Once you have contacted a debt consolidation company, you’ll start off with a free consultation. During this consultation, a debt specialist will go over your finances in order to determine how much debt you’re in and what type of payments you can afford. If you agree to the terms, a debt specialist will tell you to stop making payments to your creditors. In fact, they recommend not communicating with your creditors at all until they have negotiated lower monthly payments. You’ll pay the debt consolidation company directly. They’ll take a percentage of the payment and use it towards service fees. The amount you pay for the debt service will depend on how much you owe, who your creditors are, and how much you can afford to pay each month.
So what are the drawbacks to using a service? Because your debt specialist will recommend that you stop communication and payments to all your creditors, this can result in your accounts being sent to collections. In severe cases, lack of payment and communication can also bring about a lawsuit. Often, debt consolidators recommend this step because it gives them more control during the negotiation process. However, doing this can also ruin your credit history and majorly impact your credit score says Calvin Williams of LoanStar.com.

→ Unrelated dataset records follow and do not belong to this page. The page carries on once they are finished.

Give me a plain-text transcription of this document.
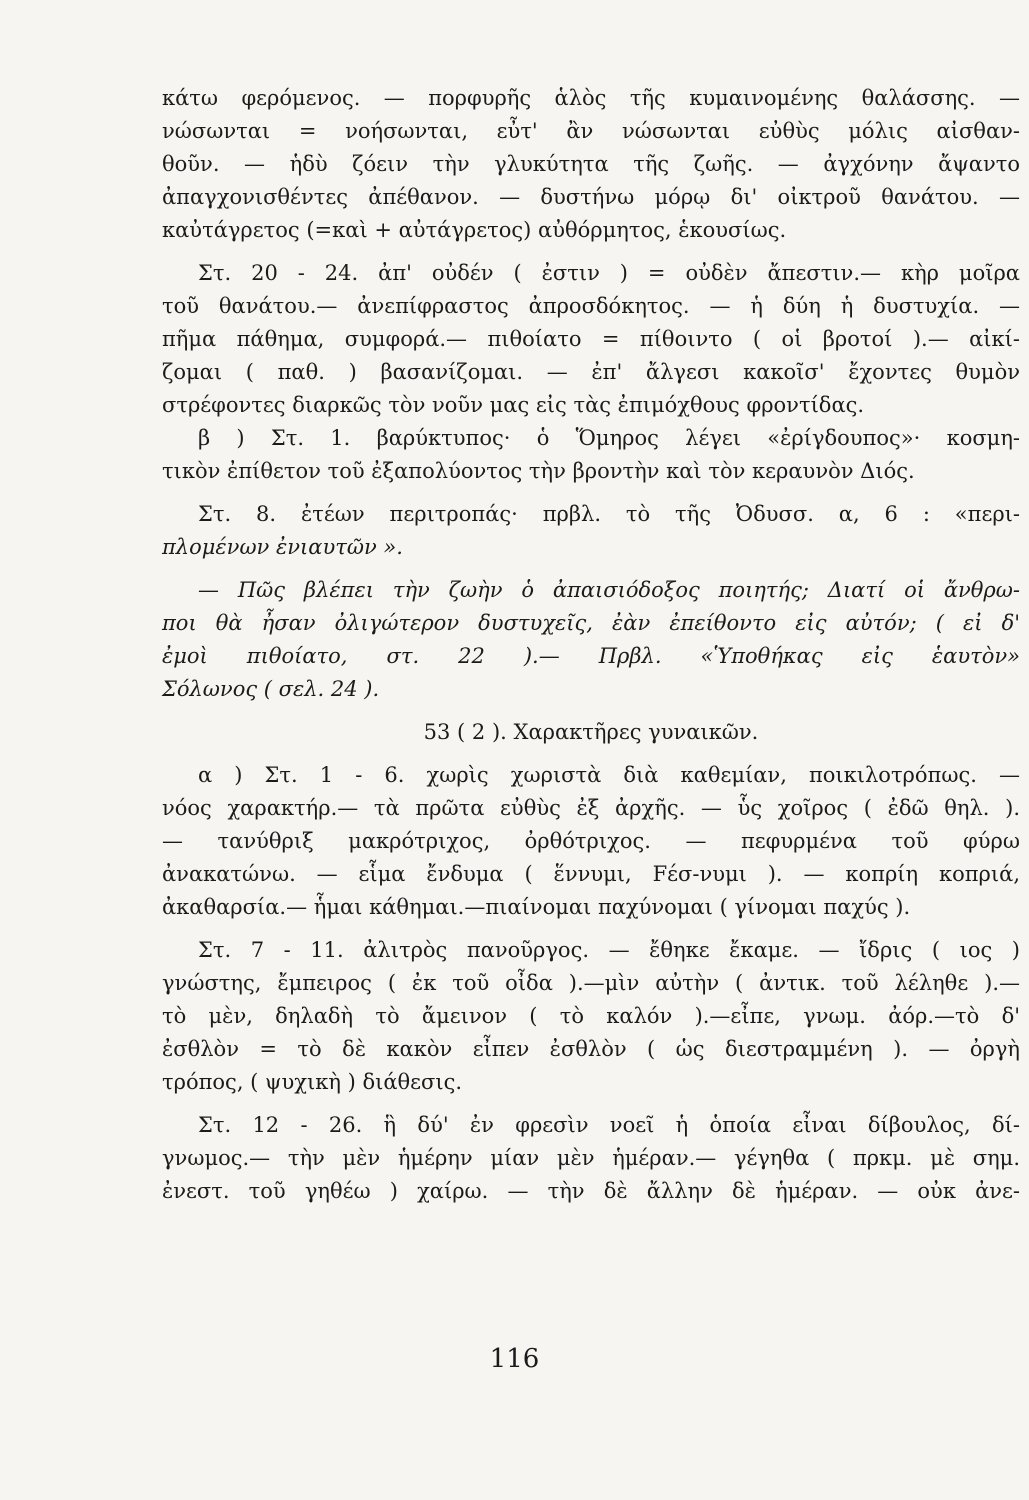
κάτω φερόμενος. — πορφυρῆς ἁλὸς τῆς κυμαινομένης θαλάσσης. —
νώσωνται = νοήσωνται, εὖτ' ἂν νώσωνται εὐθὺς μόλις αἰσθαν-
θοῦν. — ἡδὺ ζόειν τὴν γλυκύτητα τῆς ζωῆς. — ἀγχόνην ἄψαντο
ἀπαγχονισθέντες ἀπέθανον. — δυστήνω μόρῳ δι' οἰκτροῦ θανάτου. —
καὐτάγρετος (=καὶ + αὐτάγρετος) αὐθόρμητος, ἑκουσίως.
Στ. 20 - 24. ἀπ' οὐδέν ( ἐστιν ) = οὐδὲν ἄπεστιν.— κὴρ μοῖρα
τοῦ θανάτου.— ἀνεπίφραστος ἀπροσδόκητος. — ἡ δύη ἡ δυστυχία. —
πῆμα πάθημα, συμφορά.— πιθοίατο = πίθοιντο ( οἱ βροτοί ).— αἰκί-
ζομαι ( παθ. ) βασανίζομαι. — ἐπ' ἄλγεσι κακοῖσ' ἔχοντες θυμὸν
στρέφοντες διαρκῶς τὸν νοῦν μας εἰς τὰς ἐπιμόχθους φροντίδας.
β ) Στ. 1. βαρύκτυπος· ὁ Ὅμηρος λέγει «ἐρίγδουπος»· κοσμη-
τικὸν ἐπίθετον τοῦ ἐξαπολύοντος τὴν βροντὴν καὶ τὸν κεραυνὸν Διός.
Στ. 8. ἐτέων περιτροπάς· πρβλ. τὸ τῆς Ὀδυσσ. α, 6 : «περι-
πλομένων ἐνιαυτῶν ».
— Πῶς βλέπει τὴν ζωὴν ὁ ἀπαισιόδοξος ποιητής; Διατί οἱ ἄνθρω-
ποι θὰ ἦσαν ὀλιγώτερον δυστυχεῖς, ἐὰν ἐπείθοντο εἰς αὐτόν; ( εἰ δ'
ἐμοὶ πιθοίατο, στ. 22 ).— Πρβλ. «Ὑποθήκας εἰς ἑαυτὸν»
Σόλωνος ( σελ. 24 ).
53 ( 2 ). Χαρακτῆρες γυναικῶν.
α ) Στ. 1 - 6. χωρὶς χωριστὰ διὰ καθεμίαν, ποικιλοτρόπως. —
νόος χαρακτήρ.— τὰ πρῶτα εὐθὺς ἐξ ἀρχῆς. — ὗς χοῖρος ( ἐδῶ θηλ. ).
— τανύθριξ μακρότριχος, ὀρθότριχος. — πεφυρμένα τοῦ φύρω
ἀνακατώνω. — εἷμα ἔνδυμα ( ἕννυμι, Fέσ-νυμι ). — κοπρίη κοπριά,
ἀκαθαρσία.— ἧμαι κάθημαι.—πιαίνομαι παχύνομαι ( γίνομαι παχύς ).
Στ. 7 - 11. ἀλιτρὸς πανοῦργος. — ἔθηκε ἔκαμε. — ἴδρις ( ιος )
γνώστης, ἔμπειρος ( ἐκ τοῦ οἶδα ).—μὶν αὐτὴν ( ἀντικ. τοῦ λέληθε ).—
τὸ μὲν, δηλαδὴ τὸ ἄμεινον ( τὸ καλόν ).—εἶπε, γνωμ. ἀόρ.—τὸ δ'
ἐσθλὸν = τὸ δὲ κακὸν εἶπεν ἐσθλὸν ( ὡς διεστραμμένη ). — ὀργὴ
τρόπος, ( ψυχικὴ ) διάθεσις.
Στ. 12 - 26. ἣ δύ' ἐν φρεσὶν νοεῖ ἡ ὁποία εἶναι δίβουλος, δί-
γνωμος.— τὴν μὲν ἡμέρην μίαν μὲν ἡμέραν.— γέγηθα ( πρκμ. μὲ σημ.
ἐνεστ. τοῦ γηθέω ) χαίρω. — τὴν δὲ ἄλλην δὲ ἡμέραν. — οὐκ ἀνε-
116
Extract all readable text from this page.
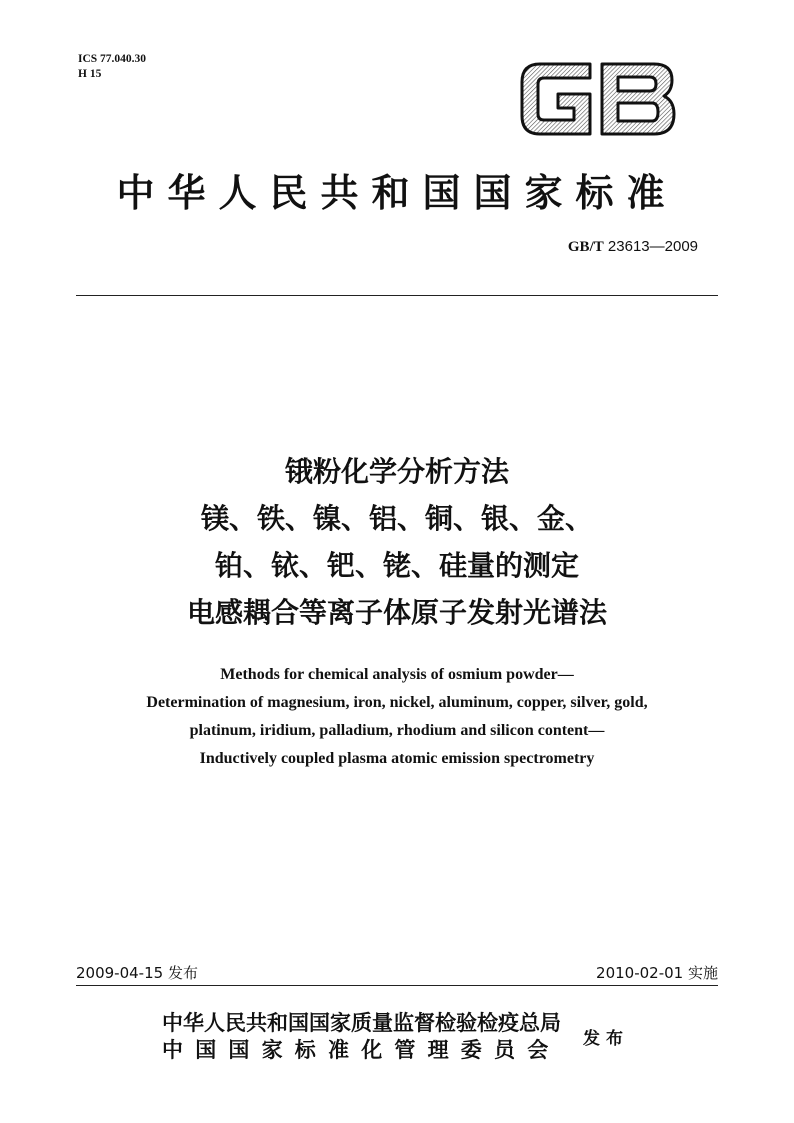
ICS 77.040.30
H 15
中华人民共和国国家标准
GB/T 23613—2009
锇粉化学分析方法
镁、铁、镍、铝、铜、银、金、
铂、铱、钯、铑、硅量的测定
电感耦合等离子体原子发射光谱法
Methods for chemical analysis of osmium powder—
Determination of magnesium, iron, nickel, aluminum, copper, silver, gold,
platinum, iridium, palladium, rhodium and silicon content—
Inductively coupled plasma atomic emission spectrometry
2009-04-15 发布	2010-02-01 实施
中华人民共和国国家质量监督检验检疫总局
中国国家标准化管理委员会 发布
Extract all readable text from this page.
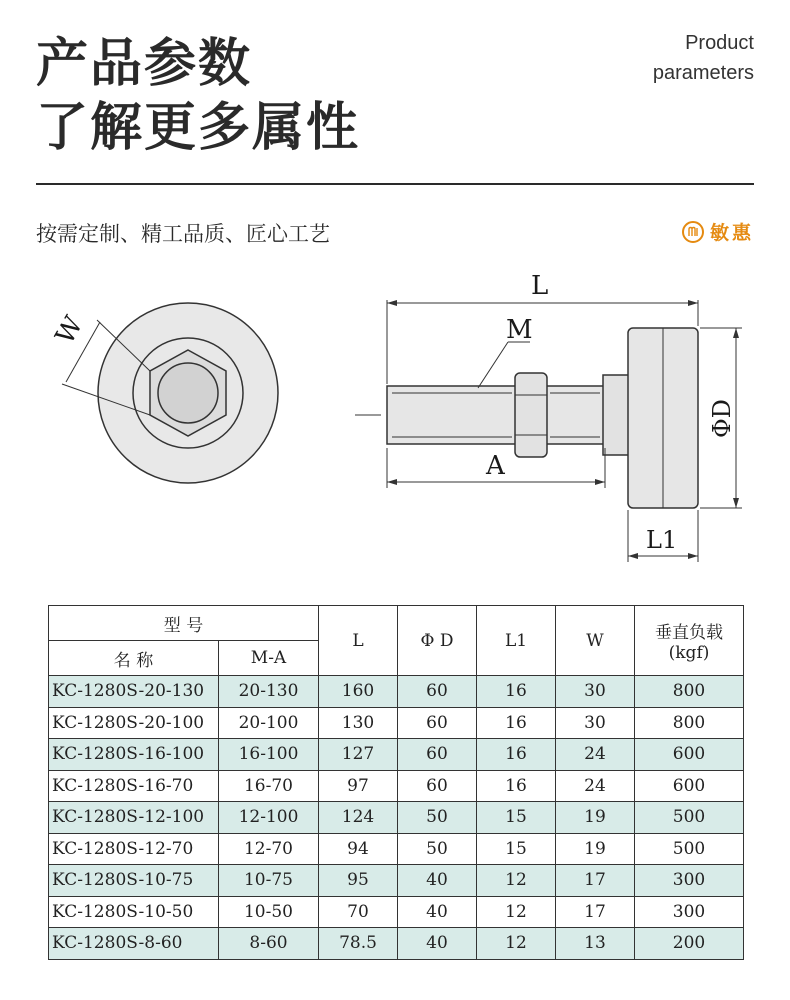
产品参数
了解更多属性
Product
parameters
按需定制、精工品质、匠心工艺	敏惠
W
L
M
A
ΦD
L1
型 号		L	Φ D	L1	W	垂直负载
(kgf)

名 称	M-A					
KC-1280S-20-130	20-130	160	60	16	30	800
KC-1280S-20-100	20-100	130	60	16	30	800
KC-1280S-16-100	16-100	127	60	16	24	600
KC-1280S-16-70	16-70	97	60	16	24	600
KC-1280S-12-100	12-100	124	50	15	19	500
KC-1280S-12-70	12-70	94	50	15	19	500
KC-1280S-10-75	10-75	95	40	12	17	300
KC-1280S-10-50	10-50	70	40	12	17	300
KC-1280S-8-60	8-60	78.5	40	12	13	200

Debt Relief Company Recommendations and Pricing
If you’ve decided to give a debt consolidation company a shot, here is a brief list of some of the top companies in the industry. Each of these companies offers a similar service, but they also provide additional services, aside from the basic debt consolidation program, such as financial counseling, webinars, educational resources, and the best customer support in the industry.
Accredited Debt Relief: They offer competitive prices, charging twenty-five percent for services. They also have one of the highest client success rates in the industry and make it a point to educate their clients regarding money management.
National Debt Relief: Another leading company in the industry. They also charge twenty-five percent for their service fees and have an A+ rating with the Better Business Bureau.
CuraDebt: This company charges a lower service fee at twenty percent, and claims they can save the average client thirty to fifty percent on debt costs, thanks to their highly skilled staff of debt specialists.
Freedom Debt Relief: Charges fifteen to twenty-five percent for their monthly service fees and has one of the highest client success rates in the industry.
Is a Debt Consolidation Loan a Better Option?
Debt consolidation loans are a type of financing you can take advantage of if you have multiple debts. This will allow you to combine all of your debts into just one loan. This type of loan is most commonly used to pay off credit card debt. If you’re tired of paying high interest rates on a number of credit cards, a debt consolidation loan will allow you to pay off all your credit cards and pay back just one loan. This means you’ll only have to worry about the debt consolidation loan’s interest rates.
Keep in mind that this type of loan won’t change how much money you owe, you’re simply paying off multiple debts quickly, in exchange for a new one. However, taking out this loan allows you to avoid multiple payments, each of which has a high interest rate. Hopefully, the debt consolidation loan you secure offers a better interest rate and a more manageable monthly payment.
Before you apply for a loan, you must determine how much money you can afford to pay towards the loan every month.
Another thing to keep in mind is that a debt consolidation loan is geared towards paying off unsecured debt such as medical bills, rent, utilities, and credit cards. This type of loan isn’t designed to pay off debt that has collateral such as an auto loan.